Inspector Singh Investigates
- Inspector Singh Investigates: A Most Peculiar Malaysian Murder (2009); Inspector Singh Investigates: A Bali Conspiracy Most Foul (2009); Inspector Singh Investigates: The Singapore School of Villainy (2010); Inspector Singh Investigates: A Deadly Cambodian Crime Spree (2011); Inspector Singh Investigates: A Curious Indian Cadaver (2012); Inspector Singh Investigates: A Calamitous Chinese Killing (2013); Inspector Singh Investigates: A Frightfully English Execution (2016);
- Author: Shamini Flint
- Genre: Mystery fiction Detective fiction crime fiction
- Publisher: Hachette
- Published: 2009–2016
- Media type: Print

= Inspector Singh Investigates =

Crime fiction novel series

Inspector Singh Investigates is a series of crime fiction novels, written by Malaysian author, Shamini Flint.

There are currently seven books in the series. The first book in the series was printed in 2009 and has since been printed in numerous languages around the world. The most recent book in the series, book No.7, Inspector Singh Investigates: A Frightfully English Execution, has been released in May 2016.

==Main character==
They tell the story of Inspector Singh, a fat Sikh, Singaporean murder investigator, with a track record in catching killers. He does not fit into the Singapore police force culture, so he gets sent by his superiors on investigations anywhere but Singapore. The aim is to keep him as far from Singapore as possible and hopefully to keep him away from trouble, which is always near by when Inspector Singh is involved.

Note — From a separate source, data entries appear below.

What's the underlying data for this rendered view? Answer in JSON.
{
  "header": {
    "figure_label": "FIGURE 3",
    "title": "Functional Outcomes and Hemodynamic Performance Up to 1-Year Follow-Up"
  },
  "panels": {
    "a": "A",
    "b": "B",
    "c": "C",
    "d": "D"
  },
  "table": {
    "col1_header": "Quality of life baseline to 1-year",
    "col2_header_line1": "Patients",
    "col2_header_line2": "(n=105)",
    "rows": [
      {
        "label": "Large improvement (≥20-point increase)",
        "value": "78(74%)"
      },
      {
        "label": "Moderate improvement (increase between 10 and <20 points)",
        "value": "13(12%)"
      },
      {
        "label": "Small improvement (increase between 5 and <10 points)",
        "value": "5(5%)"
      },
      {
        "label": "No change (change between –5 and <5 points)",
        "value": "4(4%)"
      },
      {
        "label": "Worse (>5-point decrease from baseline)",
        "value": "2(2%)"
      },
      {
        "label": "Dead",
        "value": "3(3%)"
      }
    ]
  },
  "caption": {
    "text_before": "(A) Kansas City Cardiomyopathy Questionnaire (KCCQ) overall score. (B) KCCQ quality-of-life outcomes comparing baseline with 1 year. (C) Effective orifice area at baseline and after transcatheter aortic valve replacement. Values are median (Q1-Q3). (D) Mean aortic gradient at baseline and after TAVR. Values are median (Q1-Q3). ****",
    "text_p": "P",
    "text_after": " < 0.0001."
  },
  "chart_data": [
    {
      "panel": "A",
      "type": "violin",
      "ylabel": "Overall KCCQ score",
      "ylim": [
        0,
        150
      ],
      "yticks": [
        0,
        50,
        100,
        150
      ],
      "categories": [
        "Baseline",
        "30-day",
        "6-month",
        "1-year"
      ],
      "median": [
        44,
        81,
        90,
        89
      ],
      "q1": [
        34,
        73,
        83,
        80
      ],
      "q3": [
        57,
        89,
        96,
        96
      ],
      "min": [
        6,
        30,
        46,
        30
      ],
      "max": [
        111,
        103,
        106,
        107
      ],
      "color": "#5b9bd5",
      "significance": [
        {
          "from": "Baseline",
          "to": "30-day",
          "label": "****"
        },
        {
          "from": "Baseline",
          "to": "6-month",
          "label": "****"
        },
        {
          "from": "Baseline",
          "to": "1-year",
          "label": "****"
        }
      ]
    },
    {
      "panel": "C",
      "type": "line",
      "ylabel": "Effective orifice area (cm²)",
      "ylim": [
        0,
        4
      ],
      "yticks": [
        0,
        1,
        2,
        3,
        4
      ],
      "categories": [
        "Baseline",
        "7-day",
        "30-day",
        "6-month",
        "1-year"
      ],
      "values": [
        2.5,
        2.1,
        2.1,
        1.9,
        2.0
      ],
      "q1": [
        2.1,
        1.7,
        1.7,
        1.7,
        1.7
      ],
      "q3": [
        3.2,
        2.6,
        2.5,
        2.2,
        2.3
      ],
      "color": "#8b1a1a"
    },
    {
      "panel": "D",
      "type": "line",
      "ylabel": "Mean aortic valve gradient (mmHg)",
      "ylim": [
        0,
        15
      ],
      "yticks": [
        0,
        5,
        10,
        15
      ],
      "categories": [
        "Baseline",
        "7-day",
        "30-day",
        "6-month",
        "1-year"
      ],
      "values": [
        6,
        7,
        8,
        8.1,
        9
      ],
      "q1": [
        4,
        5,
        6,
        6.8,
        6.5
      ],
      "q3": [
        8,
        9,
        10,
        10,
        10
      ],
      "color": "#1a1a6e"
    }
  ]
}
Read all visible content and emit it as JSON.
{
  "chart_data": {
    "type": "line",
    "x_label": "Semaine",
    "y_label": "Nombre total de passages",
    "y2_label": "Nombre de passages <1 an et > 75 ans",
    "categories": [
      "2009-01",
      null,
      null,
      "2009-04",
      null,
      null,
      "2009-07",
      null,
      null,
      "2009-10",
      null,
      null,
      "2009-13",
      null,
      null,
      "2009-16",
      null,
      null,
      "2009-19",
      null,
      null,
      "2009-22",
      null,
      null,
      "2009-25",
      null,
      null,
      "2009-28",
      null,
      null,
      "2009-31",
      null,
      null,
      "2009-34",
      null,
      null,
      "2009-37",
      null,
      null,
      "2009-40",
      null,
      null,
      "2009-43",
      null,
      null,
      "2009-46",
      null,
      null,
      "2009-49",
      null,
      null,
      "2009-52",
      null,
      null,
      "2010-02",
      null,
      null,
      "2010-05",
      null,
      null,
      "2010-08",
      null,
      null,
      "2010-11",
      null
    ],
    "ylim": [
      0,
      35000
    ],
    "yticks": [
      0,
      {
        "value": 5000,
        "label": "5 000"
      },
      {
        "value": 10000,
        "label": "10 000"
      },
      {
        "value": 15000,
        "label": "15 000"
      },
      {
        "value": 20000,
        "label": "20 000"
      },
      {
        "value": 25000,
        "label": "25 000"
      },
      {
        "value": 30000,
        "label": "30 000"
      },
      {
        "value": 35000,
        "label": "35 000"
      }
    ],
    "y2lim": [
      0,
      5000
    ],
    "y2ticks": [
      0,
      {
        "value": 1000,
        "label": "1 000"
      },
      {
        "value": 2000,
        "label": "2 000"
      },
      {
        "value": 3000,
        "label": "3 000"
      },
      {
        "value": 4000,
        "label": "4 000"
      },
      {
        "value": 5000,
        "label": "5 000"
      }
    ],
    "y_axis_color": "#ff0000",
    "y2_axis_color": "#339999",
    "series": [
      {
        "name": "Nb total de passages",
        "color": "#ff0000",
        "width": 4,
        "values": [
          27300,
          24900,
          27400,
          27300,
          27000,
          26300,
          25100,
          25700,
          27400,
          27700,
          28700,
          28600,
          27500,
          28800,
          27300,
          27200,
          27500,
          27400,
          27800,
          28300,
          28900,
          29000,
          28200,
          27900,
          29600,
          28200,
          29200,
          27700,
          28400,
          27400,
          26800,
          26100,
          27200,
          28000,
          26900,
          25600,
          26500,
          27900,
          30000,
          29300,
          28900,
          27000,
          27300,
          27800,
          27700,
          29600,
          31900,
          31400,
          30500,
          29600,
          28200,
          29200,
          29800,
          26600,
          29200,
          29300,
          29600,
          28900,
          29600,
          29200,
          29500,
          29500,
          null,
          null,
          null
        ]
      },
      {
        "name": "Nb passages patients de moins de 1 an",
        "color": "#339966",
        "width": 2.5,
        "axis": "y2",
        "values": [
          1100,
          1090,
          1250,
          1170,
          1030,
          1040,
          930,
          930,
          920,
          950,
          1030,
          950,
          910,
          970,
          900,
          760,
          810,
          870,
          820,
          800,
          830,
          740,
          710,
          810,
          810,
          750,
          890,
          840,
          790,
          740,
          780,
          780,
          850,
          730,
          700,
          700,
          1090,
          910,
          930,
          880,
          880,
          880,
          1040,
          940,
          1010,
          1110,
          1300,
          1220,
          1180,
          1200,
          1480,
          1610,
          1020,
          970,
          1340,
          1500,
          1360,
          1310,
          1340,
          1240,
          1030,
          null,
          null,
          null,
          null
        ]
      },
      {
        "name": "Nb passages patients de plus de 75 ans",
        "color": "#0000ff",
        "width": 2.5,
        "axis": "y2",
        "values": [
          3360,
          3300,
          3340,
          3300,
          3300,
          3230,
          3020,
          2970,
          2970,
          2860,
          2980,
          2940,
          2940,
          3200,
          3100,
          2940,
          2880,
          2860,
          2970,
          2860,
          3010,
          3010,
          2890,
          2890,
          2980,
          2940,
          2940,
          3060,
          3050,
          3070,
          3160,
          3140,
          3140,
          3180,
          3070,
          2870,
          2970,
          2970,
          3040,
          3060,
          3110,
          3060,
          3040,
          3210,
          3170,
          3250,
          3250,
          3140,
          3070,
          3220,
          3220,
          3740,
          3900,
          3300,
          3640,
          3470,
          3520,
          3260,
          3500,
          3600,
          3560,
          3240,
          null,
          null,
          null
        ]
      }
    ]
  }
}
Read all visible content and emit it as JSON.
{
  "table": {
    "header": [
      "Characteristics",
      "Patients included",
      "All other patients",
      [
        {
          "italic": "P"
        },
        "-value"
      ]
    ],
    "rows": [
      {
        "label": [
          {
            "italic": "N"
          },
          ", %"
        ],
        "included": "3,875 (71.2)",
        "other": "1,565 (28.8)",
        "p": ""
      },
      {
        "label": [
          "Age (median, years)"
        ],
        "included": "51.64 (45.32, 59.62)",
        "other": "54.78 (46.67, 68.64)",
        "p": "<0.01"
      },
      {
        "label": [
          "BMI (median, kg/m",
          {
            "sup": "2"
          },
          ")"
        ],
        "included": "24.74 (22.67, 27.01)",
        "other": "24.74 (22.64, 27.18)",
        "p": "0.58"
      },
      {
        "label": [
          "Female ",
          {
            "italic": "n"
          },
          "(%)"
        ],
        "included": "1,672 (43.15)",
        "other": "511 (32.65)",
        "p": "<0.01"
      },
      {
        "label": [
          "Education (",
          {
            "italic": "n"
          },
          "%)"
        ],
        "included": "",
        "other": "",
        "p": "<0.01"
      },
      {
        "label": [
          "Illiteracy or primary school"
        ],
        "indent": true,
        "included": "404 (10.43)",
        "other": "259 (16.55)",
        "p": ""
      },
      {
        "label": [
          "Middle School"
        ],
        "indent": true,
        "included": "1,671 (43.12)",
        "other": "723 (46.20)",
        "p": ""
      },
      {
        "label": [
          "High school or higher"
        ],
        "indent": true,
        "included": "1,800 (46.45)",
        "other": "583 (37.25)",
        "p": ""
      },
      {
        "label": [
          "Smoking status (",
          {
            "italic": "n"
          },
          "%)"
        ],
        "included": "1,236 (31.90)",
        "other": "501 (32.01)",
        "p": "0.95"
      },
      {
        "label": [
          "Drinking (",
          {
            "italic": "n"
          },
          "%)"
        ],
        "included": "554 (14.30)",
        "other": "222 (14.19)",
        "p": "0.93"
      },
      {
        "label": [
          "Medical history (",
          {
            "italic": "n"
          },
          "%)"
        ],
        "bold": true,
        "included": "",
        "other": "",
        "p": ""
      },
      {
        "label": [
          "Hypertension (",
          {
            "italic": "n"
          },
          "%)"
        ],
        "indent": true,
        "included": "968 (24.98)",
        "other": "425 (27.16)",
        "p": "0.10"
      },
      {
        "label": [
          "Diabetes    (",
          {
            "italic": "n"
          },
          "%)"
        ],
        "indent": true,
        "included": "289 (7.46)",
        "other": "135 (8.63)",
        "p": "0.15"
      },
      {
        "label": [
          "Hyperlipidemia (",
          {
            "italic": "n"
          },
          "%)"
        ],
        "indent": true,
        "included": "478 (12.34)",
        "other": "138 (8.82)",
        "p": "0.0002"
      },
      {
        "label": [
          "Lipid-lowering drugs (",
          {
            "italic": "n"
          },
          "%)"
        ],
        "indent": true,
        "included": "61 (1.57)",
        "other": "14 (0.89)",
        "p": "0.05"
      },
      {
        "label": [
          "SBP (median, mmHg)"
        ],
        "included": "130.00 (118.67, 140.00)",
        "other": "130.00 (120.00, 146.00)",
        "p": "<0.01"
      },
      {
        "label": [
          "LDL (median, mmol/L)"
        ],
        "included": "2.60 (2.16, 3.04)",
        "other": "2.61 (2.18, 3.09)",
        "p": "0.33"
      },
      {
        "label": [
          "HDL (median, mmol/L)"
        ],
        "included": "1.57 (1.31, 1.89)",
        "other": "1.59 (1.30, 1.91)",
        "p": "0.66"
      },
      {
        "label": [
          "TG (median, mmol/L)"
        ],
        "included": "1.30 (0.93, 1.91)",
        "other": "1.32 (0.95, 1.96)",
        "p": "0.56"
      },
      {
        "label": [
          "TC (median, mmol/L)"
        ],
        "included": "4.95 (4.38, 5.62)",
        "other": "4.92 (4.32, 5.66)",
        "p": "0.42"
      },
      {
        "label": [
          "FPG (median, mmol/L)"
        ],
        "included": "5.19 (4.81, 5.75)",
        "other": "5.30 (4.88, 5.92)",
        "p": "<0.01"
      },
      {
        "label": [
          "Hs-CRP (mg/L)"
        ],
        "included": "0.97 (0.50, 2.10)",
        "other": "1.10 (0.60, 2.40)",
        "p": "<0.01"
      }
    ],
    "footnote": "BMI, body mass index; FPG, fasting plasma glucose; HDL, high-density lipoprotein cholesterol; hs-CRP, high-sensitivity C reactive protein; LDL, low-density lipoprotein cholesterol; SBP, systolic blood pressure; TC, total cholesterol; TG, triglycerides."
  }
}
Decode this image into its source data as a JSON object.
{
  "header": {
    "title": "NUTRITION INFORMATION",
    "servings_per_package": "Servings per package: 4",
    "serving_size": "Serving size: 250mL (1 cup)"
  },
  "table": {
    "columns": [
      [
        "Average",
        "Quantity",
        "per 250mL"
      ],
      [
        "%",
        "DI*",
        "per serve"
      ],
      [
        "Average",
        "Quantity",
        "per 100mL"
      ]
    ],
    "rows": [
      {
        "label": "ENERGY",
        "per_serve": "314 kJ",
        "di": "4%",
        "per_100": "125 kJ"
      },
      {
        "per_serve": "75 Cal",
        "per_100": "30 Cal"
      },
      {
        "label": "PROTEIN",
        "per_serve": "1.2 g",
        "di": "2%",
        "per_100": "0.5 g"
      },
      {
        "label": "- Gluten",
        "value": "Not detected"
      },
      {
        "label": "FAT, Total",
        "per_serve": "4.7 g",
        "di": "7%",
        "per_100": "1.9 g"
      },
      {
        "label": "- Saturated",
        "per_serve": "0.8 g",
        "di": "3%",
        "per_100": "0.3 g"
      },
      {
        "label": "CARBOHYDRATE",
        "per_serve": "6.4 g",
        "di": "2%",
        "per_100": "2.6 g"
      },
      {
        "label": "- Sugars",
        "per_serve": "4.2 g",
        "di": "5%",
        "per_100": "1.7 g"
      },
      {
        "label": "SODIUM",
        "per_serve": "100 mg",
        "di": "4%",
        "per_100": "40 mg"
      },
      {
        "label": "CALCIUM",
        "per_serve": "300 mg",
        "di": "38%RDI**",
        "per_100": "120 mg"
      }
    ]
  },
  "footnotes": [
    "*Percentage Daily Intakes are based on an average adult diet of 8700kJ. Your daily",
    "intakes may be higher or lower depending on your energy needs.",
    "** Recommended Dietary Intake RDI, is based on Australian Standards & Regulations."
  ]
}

Inspector Singh Investigates: A Most Peculiar Malaysian Murder: ‘It’s impossible to not warm to this sweating, dishevelled, wheezing Inspector Singh from the start of this delightful novel… Flint’s thoughtful and compassionate exploration of racial and religious tensions between the two countries is thoroughly compelling’ The Guardian, UK.

== Published novels ==
- Inspector Singh Investigates: A Most Peculiar Malaysian Murder (April 2009, Piatkus Press; 2011, Felony & Mayhem Press) ISBN 9780749929756 ISBN 9781934609897
- Inspector Singh Investigates: A Bali Conspiracy Most Foul (September 2009, Piatkus Press) ISBN 9780749929763
- Inspector Singh Investigates: The Singapore School of Villainy (April 2010, Piatkus Press) ISBN 9780749929770
- Inspector Singh Investigates: A Deadly Cambodian Crime Spree (April 2011, Piatkus Press) ISBN 9780749953478
- Inspector Singh Investigates: A Curious Indian Cadaver (April 5, 2012, Piatkus Press) ISBN 9780749953423
- Inspector Singh Investigates: A Calamitous Chinese Killing (September 2013, Piatkus Press) ISBN 9780749957797
- Inspector Singh Investigates: A Frightfully English Execution (May 2016, Piatkus Press) ISBN 9780349402727

== Television adaptation ==
Sanjeev Bhaskar will star in a three-part television adaptation of the books for BritBox International. The series will be shot in Malaysia.